Rising elegance
Tel-Aviv, Israel
Photos by Amit Geron
Styling by Eti Buskila
A sophisticated combination of materials within a simple form structure captures our eye when looking at this small-scale project – 300 square metres – of a residential home in Tel-Aviv, designed by the Israeli firm Pitsou Kedem Architects. Stone facades are punctured with a series of narrow windows that filter light inside while glass-lined voids around the building’s perimeter, as well as in the atrium and in the centre, allow light to access the basement spaces.
The house is in fact half built underground and rises above the ground thanks to eight frames of steel poles and beams, set in two-metre intervals, holding the concrete ceiling and framing the central space. Steel beams are masterly used to create large glass openings while cement slabs are made light by a window strip situated above the beams allowing the ceiling to float above the platform, while light elegantly enters from every side of the house. The house communicates a sense of comfort and tranquillity both within the interior design of the spaces and the exterior green carpet cut by an outdoor swimming pool that runs along one full length of the structure. A slight change in elevation between the courtyard and the entrance to the house have given space to the swimming pool container creating an amusing view in transparency of who inhabits it – the swimmer. When entering the home a dark corridor opens up to the centre of the living theatre, the dining and living room, enlightened by a rectangular internal courtyard at the heart of the house, completely open to the sky.

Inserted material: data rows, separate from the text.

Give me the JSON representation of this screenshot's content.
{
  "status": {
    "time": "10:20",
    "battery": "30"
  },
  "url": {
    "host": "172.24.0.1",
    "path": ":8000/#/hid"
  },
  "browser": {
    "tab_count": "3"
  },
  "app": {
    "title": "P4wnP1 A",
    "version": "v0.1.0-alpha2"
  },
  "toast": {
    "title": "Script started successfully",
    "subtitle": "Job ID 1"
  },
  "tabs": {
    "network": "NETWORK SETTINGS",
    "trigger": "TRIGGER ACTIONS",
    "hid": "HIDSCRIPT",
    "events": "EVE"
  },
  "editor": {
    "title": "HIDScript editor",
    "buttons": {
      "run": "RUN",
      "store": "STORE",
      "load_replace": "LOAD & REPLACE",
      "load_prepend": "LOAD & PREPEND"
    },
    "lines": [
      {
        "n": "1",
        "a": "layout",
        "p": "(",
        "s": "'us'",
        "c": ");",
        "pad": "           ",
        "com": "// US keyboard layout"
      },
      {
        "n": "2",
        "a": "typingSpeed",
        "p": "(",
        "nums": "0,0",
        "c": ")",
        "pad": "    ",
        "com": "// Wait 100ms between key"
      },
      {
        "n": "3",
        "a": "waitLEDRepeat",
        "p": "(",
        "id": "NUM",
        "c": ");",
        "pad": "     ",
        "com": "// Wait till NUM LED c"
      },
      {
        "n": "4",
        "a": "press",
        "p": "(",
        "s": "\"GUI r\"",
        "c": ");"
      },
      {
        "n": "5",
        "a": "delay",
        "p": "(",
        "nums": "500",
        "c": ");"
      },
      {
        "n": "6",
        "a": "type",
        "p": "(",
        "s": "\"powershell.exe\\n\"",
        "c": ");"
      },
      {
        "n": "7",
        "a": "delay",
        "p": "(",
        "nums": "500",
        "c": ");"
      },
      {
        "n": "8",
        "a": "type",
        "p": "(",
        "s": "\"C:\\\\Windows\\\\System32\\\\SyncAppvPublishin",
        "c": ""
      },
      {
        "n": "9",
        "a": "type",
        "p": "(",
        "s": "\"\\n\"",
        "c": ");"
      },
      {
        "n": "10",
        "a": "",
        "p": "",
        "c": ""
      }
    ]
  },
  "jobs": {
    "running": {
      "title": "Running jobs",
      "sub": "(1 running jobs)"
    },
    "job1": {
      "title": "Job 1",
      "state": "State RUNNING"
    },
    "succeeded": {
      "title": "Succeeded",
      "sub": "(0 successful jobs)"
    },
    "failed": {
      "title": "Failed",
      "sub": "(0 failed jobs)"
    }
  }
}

The kitchen and the bedroom, with walk-in closet, are also on the top floor where oak floors soften the atmosphere creating an harmonic contrast with the structural, predominantly grey, materials of the surrounding. The basement is a flexible space and is reached by going down a staircase of floating steps. This residential project, as other structures recently developed by Pitsou Kedem Architects, combines different architectural and design languages, working with contrasting materials such as weathered steel and exposed concrete. Pitsou Kedem Architects also collaborated with local designer Orly Avron Alkabes to conceive a coherent lighting project in line with the aesthetics and functionality of the residence.
'The house communicates a sense of comfort and tranquillity both within the interior design of the spaces and the exterior green carpet', Pitsou Kedem Architects describes.
Two clear views of the structure of the house, the eight frames of steel poles and beams, set in two-metre intervals, holding the concrete ceiling and framing the central space.